The point of view here is from a young couple, Eva (Liv Ullmann) and Jan (Max von Sydow), who lives secluded on a island, almost oblivious to a war that is raging. While not exactly bliss, their life is quiet and simple, and they talk of getting children. Sure, they are no longer musicians in an orchestra, but they get by and they have each other. Then as the war truly arrives to their little world everything is tossed upside down. In that process they are compelled to do despicable things and the change makes them self-loathing and angry and they come to despise each other.

It is this personal development that is at the heart of the movie, while the war itself is a strange, undefined monster that is simply there. We never know what anybody are fighting for, but that they do, and that fighting brings up the worst in people. With guns you become powerful and in the war context you can abuse that power freely and with the erosion of the moral foundation this power is more and more freely abused to the detriment of the human soul.

Eva and Jan experience getting abused for propaganda, to be arrested and interrogated. They have to suck up to those in power to give them what they want so they can survive, and they get their home destroyed by people looking for plunder. Jan degrades to the level where he kills for a pair of boots and Eva prostitutes herself to those with power.

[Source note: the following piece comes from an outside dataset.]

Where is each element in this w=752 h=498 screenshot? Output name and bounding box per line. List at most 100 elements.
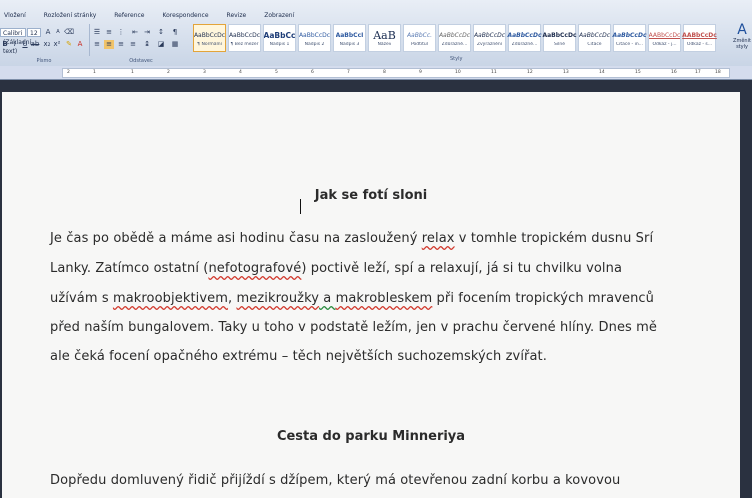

The final scenes where they are refugees, drifting helplessly in a boat in open water ties up to our current reality, and symbolizes how alone and ruined they have become.

I consider this one of the better of Bergman’s movies, mostly because it is easier to decode than most and successfully brings home the points it wants to make, but also because it is a more difficult movie to make. A typical Bergman movie will place a handful of people in a room to act it out. Here there was an elaborate setting that played along. We did not in any way lose the personal and existential aspect, but the external played a part too. It is also successful in that it is truly disturbing to watch, even downright depressive. Nothing good comes out of war, not for the people inflicted by it and Bergman’s story does not pretend anything else. Watching people’s humanity get eroded and eventually stripped from them is not amusing, but it does not change that this is a good movie that works very well at what it is trying to say.

I would definitely recommend this movie, especially to those not used to Bergman’s movies, but it is not for a Sunday afternoon with the children.